China Building Bridge Across Pangong Lake In Ladakh For Quick Military Build-Up

China is building a bridge across the narrowest point of the Pangong Lake to link its North Bank to the South Bank, satellite imagery has revealed. This will enable quicker troop mobilization to counter India. 

The bridge is being built over the part of the Lake in Eastern Ladakh which has been in Chinese occupation since the 1950s. While one-third of the Western part of the 134-km-long Pangong Tso is in Indian control, two-thirds of the Lake is under Chinese occupation. At its broadest point, the Lake is 5 km wide. 

According to reports, the bridge is being built speedily with pre-fabricated sections near the PLA’s Khurnak base on the North Bank. 

A report in The Print has quoted unnamed sources to state that the bridge will reduce the distance from Khurnak to Redok to just about 50 km. Redok is the PLA base which controls troop movements south of the Lake. So far, it requires a circuitous movement along the Eastern stretch of the Lake, a distance of about 180 km to reach Rudok.

Military observers infer this move as a step to reduce response time for troop mobilization to counter any Indian initiative such as the one in August 2020, when the Indian Army sprung a surprise on China by occupying the dominating ridgelines on the Kailash range south of Southern Bank of Pangong Lake. The Kailash ridgelines overlook Chinese troop deployment on the banks of the Spanggur Lake and Indian occupation of the heights threatened the Chinese.  

The Indian move on the Kailash heights was a reaction to the face-off along the Northern Bank of the Lake after the Chinese PLA moved its troops up to a geographical point called Finger 4 in May 2020. Indian troops are deployed till Finger 4, and have traditionally patrolled further East till Finger 8. 

The Indian position is that the Line of Actual Control (LAC) runs beyond Finger 8 just short of the PLA’s base at Sirijap, which it captured in the 1962 War. China claims that the LAC runs West through Finger 2 on the Indian side. PLA troops have traditionally patrolled till Finger Point 4. 
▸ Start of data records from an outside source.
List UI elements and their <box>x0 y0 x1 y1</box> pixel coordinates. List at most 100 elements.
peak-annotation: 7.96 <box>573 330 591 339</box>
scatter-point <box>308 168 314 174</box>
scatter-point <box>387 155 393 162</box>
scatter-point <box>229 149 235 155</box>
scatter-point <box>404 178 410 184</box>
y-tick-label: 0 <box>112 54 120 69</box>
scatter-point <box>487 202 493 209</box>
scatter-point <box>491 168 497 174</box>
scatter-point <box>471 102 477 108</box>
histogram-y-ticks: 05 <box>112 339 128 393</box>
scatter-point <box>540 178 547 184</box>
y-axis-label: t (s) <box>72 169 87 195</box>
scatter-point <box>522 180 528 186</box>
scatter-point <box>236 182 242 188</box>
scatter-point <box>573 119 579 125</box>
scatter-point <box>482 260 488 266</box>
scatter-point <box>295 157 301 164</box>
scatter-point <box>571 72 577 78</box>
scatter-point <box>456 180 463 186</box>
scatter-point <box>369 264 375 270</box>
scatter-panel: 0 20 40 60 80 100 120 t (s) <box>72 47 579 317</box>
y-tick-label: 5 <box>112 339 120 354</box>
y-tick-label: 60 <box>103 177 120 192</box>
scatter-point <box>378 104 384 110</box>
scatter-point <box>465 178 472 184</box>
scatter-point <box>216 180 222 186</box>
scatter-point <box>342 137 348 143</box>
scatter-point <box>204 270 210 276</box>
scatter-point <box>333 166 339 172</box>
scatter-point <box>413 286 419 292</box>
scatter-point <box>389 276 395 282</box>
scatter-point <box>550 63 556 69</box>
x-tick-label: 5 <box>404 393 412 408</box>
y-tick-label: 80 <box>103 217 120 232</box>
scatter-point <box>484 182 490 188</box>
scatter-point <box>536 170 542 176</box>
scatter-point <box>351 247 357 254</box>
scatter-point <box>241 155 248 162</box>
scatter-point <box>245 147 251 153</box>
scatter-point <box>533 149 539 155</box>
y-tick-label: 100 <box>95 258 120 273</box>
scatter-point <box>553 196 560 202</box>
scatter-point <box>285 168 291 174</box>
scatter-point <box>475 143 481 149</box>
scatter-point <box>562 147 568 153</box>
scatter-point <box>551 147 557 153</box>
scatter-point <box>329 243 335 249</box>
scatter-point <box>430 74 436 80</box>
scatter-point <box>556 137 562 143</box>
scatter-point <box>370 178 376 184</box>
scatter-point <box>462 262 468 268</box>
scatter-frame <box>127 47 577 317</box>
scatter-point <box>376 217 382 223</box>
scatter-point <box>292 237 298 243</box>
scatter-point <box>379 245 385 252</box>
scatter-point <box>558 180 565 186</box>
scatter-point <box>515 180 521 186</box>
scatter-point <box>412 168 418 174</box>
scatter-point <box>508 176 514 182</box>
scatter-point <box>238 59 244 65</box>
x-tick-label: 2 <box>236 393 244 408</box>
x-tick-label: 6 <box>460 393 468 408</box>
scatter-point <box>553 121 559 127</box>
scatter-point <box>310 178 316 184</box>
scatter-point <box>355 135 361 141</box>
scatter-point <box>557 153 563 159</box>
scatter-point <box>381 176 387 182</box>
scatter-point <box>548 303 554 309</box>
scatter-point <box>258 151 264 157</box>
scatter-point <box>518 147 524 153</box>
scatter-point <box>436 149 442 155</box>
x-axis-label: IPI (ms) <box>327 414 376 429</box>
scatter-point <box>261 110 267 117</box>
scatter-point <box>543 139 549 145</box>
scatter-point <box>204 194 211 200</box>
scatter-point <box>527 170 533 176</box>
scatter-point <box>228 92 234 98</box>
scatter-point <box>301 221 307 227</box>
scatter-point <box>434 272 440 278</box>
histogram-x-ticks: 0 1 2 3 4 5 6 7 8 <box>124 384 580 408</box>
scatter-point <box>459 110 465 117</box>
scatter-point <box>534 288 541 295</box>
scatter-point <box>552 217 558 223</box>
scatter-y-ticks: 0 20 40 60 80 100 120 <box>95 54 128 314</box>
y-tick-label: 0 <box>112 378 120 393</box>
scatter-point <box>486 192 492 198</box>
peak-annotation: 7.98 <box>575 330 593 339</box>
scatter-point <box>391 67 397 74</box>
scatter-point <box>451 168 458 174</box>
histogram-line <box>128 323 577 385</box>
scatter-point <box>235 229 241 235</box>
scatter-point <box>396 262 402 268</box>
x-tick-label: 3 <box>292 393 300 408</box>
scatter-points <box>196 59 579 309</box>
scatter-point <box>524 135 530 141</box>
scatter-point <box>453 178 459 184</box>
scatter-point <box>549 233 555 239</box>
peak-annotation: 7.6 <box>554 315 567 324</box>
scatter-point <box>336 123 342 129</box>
The new bridge will enable quick mobilization by PLA to exercise greater military presence on the South Bank of Pangong Tso and beyond. This is the latest in a competitive build-up of infrastructure on both sides of the LAC. 

China negotiated for Indian withdrawal from the Kailash range to pull back from Finger 4 to Finger 8 to end the face-off on the Northern Bank of Pangong Tso. But it since built a new road to link the Moldo garrison on the frontlines at the Spanggur Lake to the Rudok base in the rear to avoid exposure to Indian troop positions. The old road running along the banks of the Spanggur Lake was considered vulnerable to Indian positions.